Every single person on set is valuable; otherwise they wouldn’t be there, and everybody is working towards the common goal (a completed film!). Although there is an intrinsic hierarchy on set, the best crews are those that work well together and recognize that it is a team effort. We had everybody doubling up on roles because it was such a small team.

5.    Respect your deadlines!

48 hours seemed like a long period of time before my team and I attempted the 48 hour film project. Turns out it isn’t. We thankfully handed in our film on time, but we were told that around 15% of teams in years past miss the deadline for one reason or another. We had to be very strict with ourselves and keep moving the project along. We unfortunately ran out of time to color correct a few of the scenes, but it was important that we handed the film in on time to be considered for the prizes on offer.
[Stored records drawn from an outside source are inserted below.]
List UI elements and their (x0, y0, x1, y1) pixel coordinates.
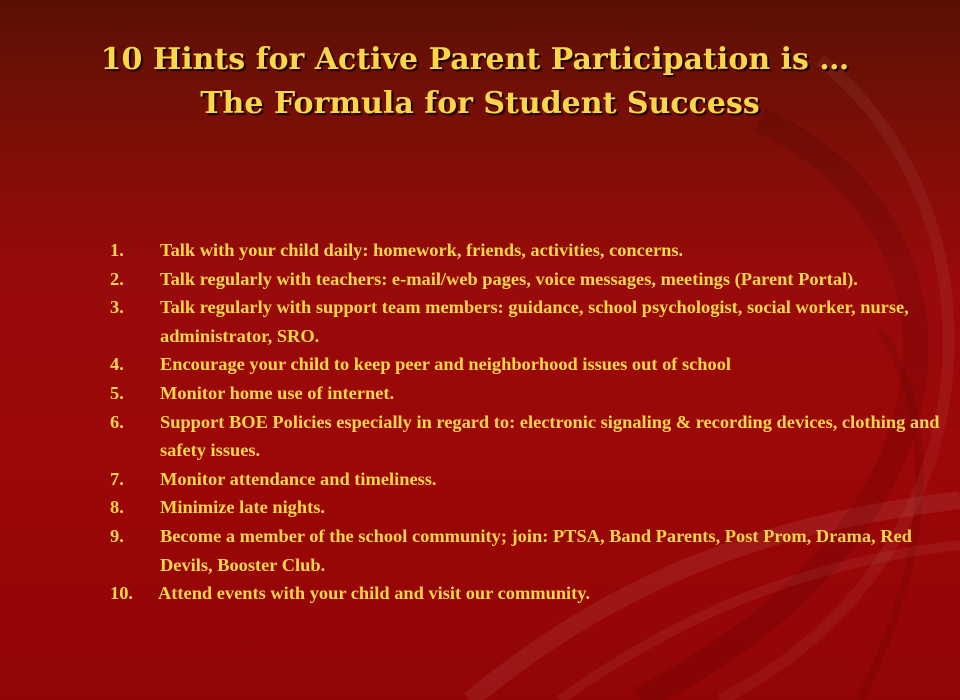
hint-number: 9. (110, 525, 124, 546)
hint-text: Talk regularly with support team members: guidance, school psychologist, social worker, nurse, administrator, SRO. (160, 297, 909, 346)
hint-item (110, 579, 940, 608)
hints-list (110, 236, 940, 608)
hint-number: 8. (110, 497, 124, 518)
title-line-2: The Formula for Student Success (200, 86, 760, 121)
hint-text: Support BOE Policies especially in regard to: electronic signaling & recording devices, clothing and safety issues. (160, 411, 940, 461)
hint-number: 1. (110, 240, 124, 260)
hint-number: 7. (110, 468, 124, 489)
hint-item (110, 465, 940, 494)
hint-text: Minimize late nights. (160, 497, 325, 518)
hint-text: Talk with your child daily: homework, friends, activities, concerns. (160, 240, 684, 260)
hint-item (110, 293, 940, 350)
hint-text: Attend events with your child and visit our community. (158, 583, 591, 604)
hint-item (110, 265, 940, 294)
hint-item (110, 350, 940, 379)
slide-title (0, 38, 960, 126)
hint-number: 5. (110, 382, 124, 403)
hint-number: 3. (110, 297, 124, 318)
hint-item (110, 408, 940, 465)
hint-item (110, 379, 940, 408)
hint-text: Talk regularly with teachers: e-mail/web pages, voice messages, meetings (Parent Portal). (160, 268, 858, 289)
hint-text: Encourage your child to keep peer and neighborhood issues out of school (160, 354, 732, 375)
hint-item (110, 522, 940, 579)
hint-text: Become a member of the school community; join: PTSA, Band Parents, Post Prom, Drama, Red Devils, Booster Club. (160, 525, 912, 575)
hint-number: 6. (110, 411, 124, 432)
hint-number: 4. (110, 354, 124, 375)
hint-number: 10. (110, 583, 133, 604)
hint-number: 2. (110, 268, 124, 289)
hint-text: Monitor home use of internet. (160, 382, 395, 403)
title-line-1: 10 Hints for Active Parent Participation is … (100, 42, 850, 77)
hint-item (110, 493, 940, 522)
hint-text: Monitor attendance and timeliness. (160, 468, 437, 489)
hint-item (110, 236, 940, 265)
It is so important to respect your deadlines because a film production has so many elements to it including post and distribution. And if you are late delivering, you are having a knock on affect for the other elements of the film making process.

 

Although it was a sleepless process, the 48 Hour Film Project was an amazing learning experience and the opportunity to create and be involved in a film from conception to completion was incredible, and raised my level of respect for all aspects of the filmmaking process. I’m very proud to announce that our Film ‘The Hotel Prestige’ is moving on to the next round of screenings! This means we’re in the running for the film Festival which is happening in New Orleans next year!

Thanks to the 48 Hour Film Project for the experience and the opportunity to challenge ourselves.